According to Florida Politics, proponents have argued that expanding optometrists’ scope-of-practice would give people better access to eyecare. But ophthalmologists argue optometrists do not have the education and training to perform surgery or prescribe certain controlled substances.
The Florida Society of Ophthalmology released a statement in opposition to the bills, claiming it would “drastically expand the scope of optometric practice in Florida and threaten patient safety” if certified.
Dr Sarah Wellik, president of the association, described the legislation as dangerous and harmful.
“This legislation is a misguided attempt that would grant broad and unprecedented surgical privileges to optometrists, who have not completed medical school and are not medical doctors. Ophthalmologists, on the other hand, are medical doctors who spend over a decade receiving extensive clinical education and surgical training,” Wellik said.

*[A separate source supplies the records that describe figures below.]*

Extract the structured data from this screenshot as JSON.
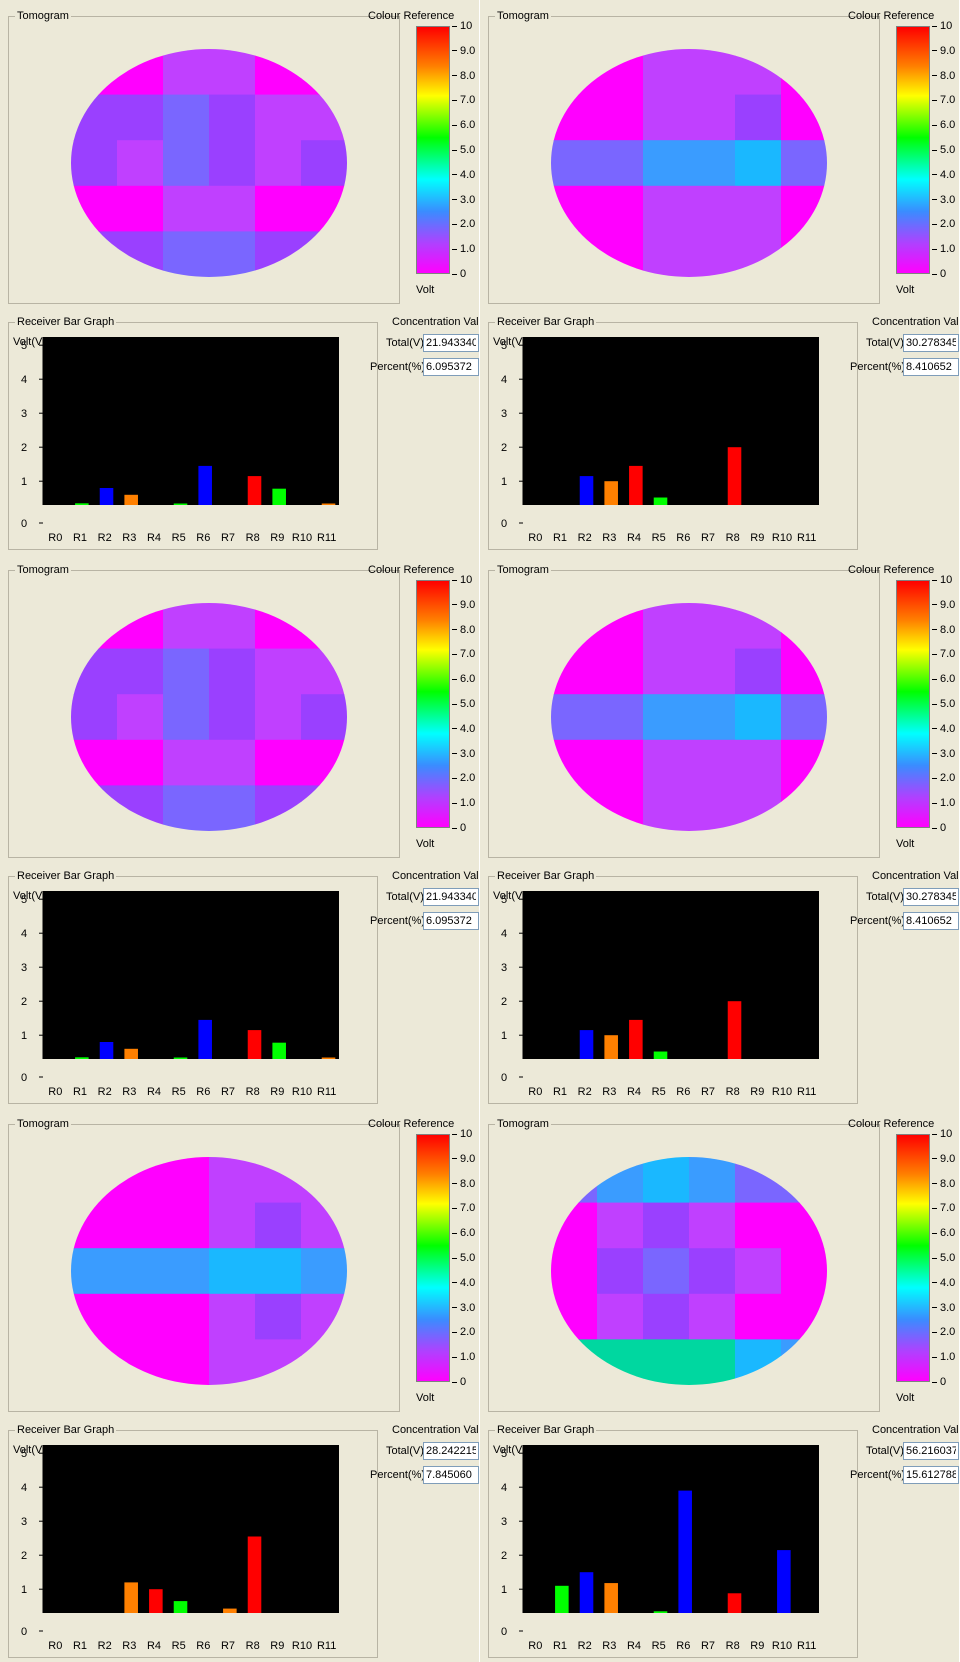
{
  "labels": {
    "tomogram": "Tomogram",
    "colour_reference": "Colour Reference",
    "volt": "Volt",
    "receiver_bar_graph": "Receiver Bar Graph",
    "concentration_values": "Concentration Values",
    "total": "Total(V)",
    "percent": "Percent(%)",
    "y_axis_label": "Volt(V)"
  },
  "colour_scale_ticks": [
    "10",
    "9.0",
    "8.0",
    "7.0",
    "6.0",
    "5.0",
    "4.0",
    "3.0",
    "2.0",
    "1.0",
    "0"
  ],
  "colors": {
    "panel_bg": "#ece9d8",
    "magenta": "#ff00ff",
    "violet": "#c040ff",
    "purple": "#9a40ff",
    "indigo": "#7a66ff",
    "skyblue": "#3a9cff",
    "cyan": "#1ab8ff",
    "teal": "#00d7a0",
    "bar_blue": "#0000ff",
    "bar_orange": "#ff8000",
    "bar_red": "#ff0000",
    "bar_green": "#00ff00"
  },
  "panels": [
    {
      "total": "21.943340",
      "percent": "6.095372",
      "tomogram": [
        [
          "m",
          "m",
          "v",
          "v",
          "m",
          "m"
        ],
        [
          "p",
          "p",
          "i",
          "p",
          "v",
          "v"
        ],
        [
          "p",
          "v",
          "i",
          "p",
          "v",
          "p"
        ],
        [
          "m",
          "m",
          "v",
          "v",
          "m",
          "m"
        ],
        [
          "p",
          "p",
          "i",
          "i",
          "p",
          "p"
        ]
      ],
      "chart_data": {
        "type": "bar",
        "categories": [
          "R0",
          "R1",
          "R2",
          "R3",
          "R4",
          "R5",
          "R6",
          "R7",
          "R8",
          "R9",
          "R10",
          "R11"
        ],
        "values": [
          0.0,
          0.05,
          0.5,
          0.3,
          0.0,
          0.02,
          1.15,
          0.0,
          0.85,
          0.48,
          0.0,
          0.04
        ],
        "colors": [
          "bar_blue",
          "bar_green",
          "bar_blue",
          "bar_orange",
          "bar_blue",
          "bar_green",
          "bar_blue",
          "bar_blue",
          "bar_red",
          "bar_green",
          "bar_blue",
          "bar_orange"
        ],
        "ylabel": "Volt(V)",
        "ylim": [
          0,
          5
        ],
        "yticks": [
          "0",
          "1",
          "2",
          "3",
          "4",
          "5"
        ]
      }
    },
    {
      "total": "30.278345",
      "percent": "8.410652",
      "tomogram": [
        [
          "m",
          "m",
          "v",
          "v",
          "v",
          "m"
        ],
        [
          "m",
          "m",
          "v",
          "v",
          "p",
          "m"
        ],
        [
          "i",
          "i",
          "s",
          "s",
          "c",
          "i"
        ],
        [
          "m",
          "m",
          "v",
          "v",
          "v",
          "m"
        ],
        [
          "m",
          "m",
          "v",
          "v",
          "v",
          "m"
        ]
      ],
      "chart_data": {
        "type": "bar",
        "categories": [
          "R0",
          "R1",
          "R2",
          "R3",
          "R4",
          "R5",
          "R6",
          "R7",
          "R8",
          "R9",
          "R10",
          "R11"
        ],
        "values": [
          0.0,
          0.0,
          0.85,
          0.7,
          1.15,
          0.22,
          0.0,
          0.0,
          1.7,
          0.0,
          0.0,
          0.0
        ],
        "colors": [
          "bar_blue",
          "bar_blue",
          "bar_blue",
          "bar_orange",
          "bar_red",
          "bar_green",
          "bar_blue",
          "bar_blue",
          "bar_red",
          "bar_blue",
          "bar_blue",
          "bar_blue"
        ],
        "ylabel": "Volt(V)",
        "ylim": [
          0,
          5
        ],
        "yticks": [
          "0",
          "1",
          "2",
          "3",
          "4",
          "5"
        ]
      }
    },
    {
      "total": "21.943340",
      "percent": "6.095372",
      "tomogram": [
        [
          "m",
          "m",
          "v",
          "v",
          "m",
          "m"
        ],
        [
          "p",
          "p",
          "i",
          "p",
          "v",
          "v"
        ],
        [
          "p",
          "v",
          "i",
          "p",
          "v",
          "p"
        ],
        [
          "m",
          "m",
          "v",
          "v",
          "m",
          "m"
        ],
        [
          "p",
          "p",
          "i",
          "i",
          "p",
          "p"
        ]
      ],
      "chart_data": {
        "type": "bar",
        "categories": [
          "R0",
          "R1",
          "R2",
          "R3",
          "R4",
          "R5",
          "R6",
          "R7",
          "R8",
          "R9",
          "R10",
          "R11"
        ],
        "values": [
          0.0,
          0.05,
          0.5,
          0.3,
          0.0,
          0.02,
          1.15,
          0.0,
          0.85,
          0.48,
          0.0,
          0.04
        ],
        "colors": [
          "bar_blue",
          "bar_green",
          "bar_blue",
          "bar_orange",
          "bar_blue",
          "bar_green",
          "bar_blue",
          "bar_blue",
          "bar_red",
          "bar_green",
          "bar_blue",
          "bar_orange"
        ],
        "ylabel": "Volt(V)",
        "ylim": [
          0,
          5
        ],
        "yticks": [
          "0",
          "1",
          "2",
          "3",
          "4",
          "5"
        ]
      }
    },
    {
      "total": "30.278345",
      "percent": "8.410652",
      "tomogram": [
        [
          "m",
          "m",
          "v",
          "v",
          "v",
          "m"
        ],
        [
          "m",
          "m",
          "v",
          "v",
          "p",
          "m"
        ],
        [
          "i",
          "i",
          "s",
          "s",
          "c",
          "i"
        ],
        [
          "m",
          "m",
          "v",
          "v",
          "v",
          "m"
        ],
        [
          "m",
          "m",
          "v",
          "v",
          "v",
          "m"
        ]
      ],
      "chart_data": {
        "type": "bar",
        "categories": [
          "R0",
          "R1",
          "R2",
          "R3",
          "R4",
          "R5",
          "R6",
          "R7",
          "R8",
          "R9",
          "R10",
          "R11"
        ],
        "values": [
          0.0,
          0.0,
          0.85,
          0.7,
          1.15,
          0.22,
          0.0,
          0.0,
          1.7,
          0.0,
          0.0,
          0.0
        ],
        "colors": [
          "bar_blue",
          "bar_blue",
          "bar_blue",
          "bar_orange",
          "bar_red",
          "bar_green",
          "bar_blue",
          "bar_blue",
          "bar_red",
          "bar_blue",
          "bar_blue",
          "bar_blue"
        ],
        "ylabel": "Volt(V)",
        "ylim": [
          0,
          5
        ],
        "yticks": [
          "0",
          "1",
          "2",
          "3",
          "4",
          "5"
        ]
      }
    },
    {
      "total": "28.242215",
      "percent": "7.845060",
      "tomogram": [
        [
          "m",
          "m",
          "m",
          "v",
          "v",
          "v"
        ],
        [
          "m",
          "m",
          "m",
          "v",
          "p",
          "v"
        ],
        [
          "s",
          "s",
          "s",
          "c",
          "c",
          "s"
        ],
        [
          "m",
          "m",
          "m",
          "v",
          "p",
          "v"
        ],
        [
          "m",
          "m",
          "m",
          "v",
          "v",
          "v"
        ]
      ],
      "chart_data": {
        "type": "bar",
        "categories": [
          "R0",
          "R1",
          "R2",
          "R3",
          "R4",
          "R5",
          "R6",
          "R7",
          "R8",
          "R9",
          "R10",
          "R11"
        ],
        "values": [
          0.0,
          0.0,
          0.0,
          0.9,
          0.7,
          0.35,
          0.0,
          0.13,
          2.25,
          0.0,
          0.0,
          0.0
        ],
        "colors": [
          "bar_blue",
          "bar_blue",
          "bar_blue",
          "bar_orange",
          "bar_red",
          "bar_green",
          "bar_blue",
          "bar_orange",
          "bar_red",
          "bar_blue",
          "bar_blue",
          "bar_blue"
        ],
        "ylabel": "Volt(V)",
        "ylim": [
          0,
          5
        ],
        "yticks": [
          "0",
          "1",
          "2",
          "3",
          "4",
          "5"
        ]
      }
    },
    {
      "total": "56.216037",
      "percent": "15.612788",
      "tomogram": [
        [
          "i",
          "s",
          "c",
          "s",
          "i",
          "i"
        ],
        [
          "m",
          "v",
          "p",
          "v",
          "m",
          "m"
        ],
        [
          "m",
          "p",
          "i",
          "p",
          "v",
          "m"
        ],
        [
          "m",
          "v",
          "p",
          "v",
          "m",
          "m"
        ],
        [
          "t",
          "t",
          "t",
          "t",
          "c",
          "s"
        ]
      ],
      "chart_data": {
        "type": "bar",
        "categories": [
          "R0",
          "R1",
          "R2",
          "R3",
          "R4",
          "R5",
          "R6",
          "R7",
          "R8",
          "R9",
          "R10",
          "R11"
        ],
        "values": [
          0.0,
          0.8,
          1.2,
          0.88,
          0.0,
          0.05,
          3.6,
          0.0,
          0.58,
          0.0,
          1.85,
          0.0
        ],
        "colors": [
          "bar_blue",
          "bar_green",
          "bar_blue",
          "bar_orange",
          "bar_blue",
          "bar_green",
          "bar_blue",
          "bar_blue",
          "bar_red",
          "bar_blue",
          "bar_blue",
          "bar_blue"
        ],
        "ylabel": "Volt(V)",
        "ylim": [
          0,
          5
        ],
        "yticks": [
          "0",
          "1",
          "2",
          "3",
          "4",
          "5"
        ]
      }
    }
  ]
}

“The idea that an optometrist could become licensed to perform surgery through legislation, instead of completing medical school and residency training, is a dangerous threat to patient safety. With Florida being the epicentre of the opioid epidemic, it would be catastrophic for the Legislature to expand optometry’s prescribing authority to over 4,000 non-medical professionals,” she said.
The two eyecare professions have battled over scope-of-practice for many years.
In 2013, optometrists successfully lobbied for legislation that allowed them to prescribe a limited number of oral medications. It also stipulated optometrists must complete 20 hours of added training, pass an examination, and carry medical malpractice coverage at the same level as medical doctors.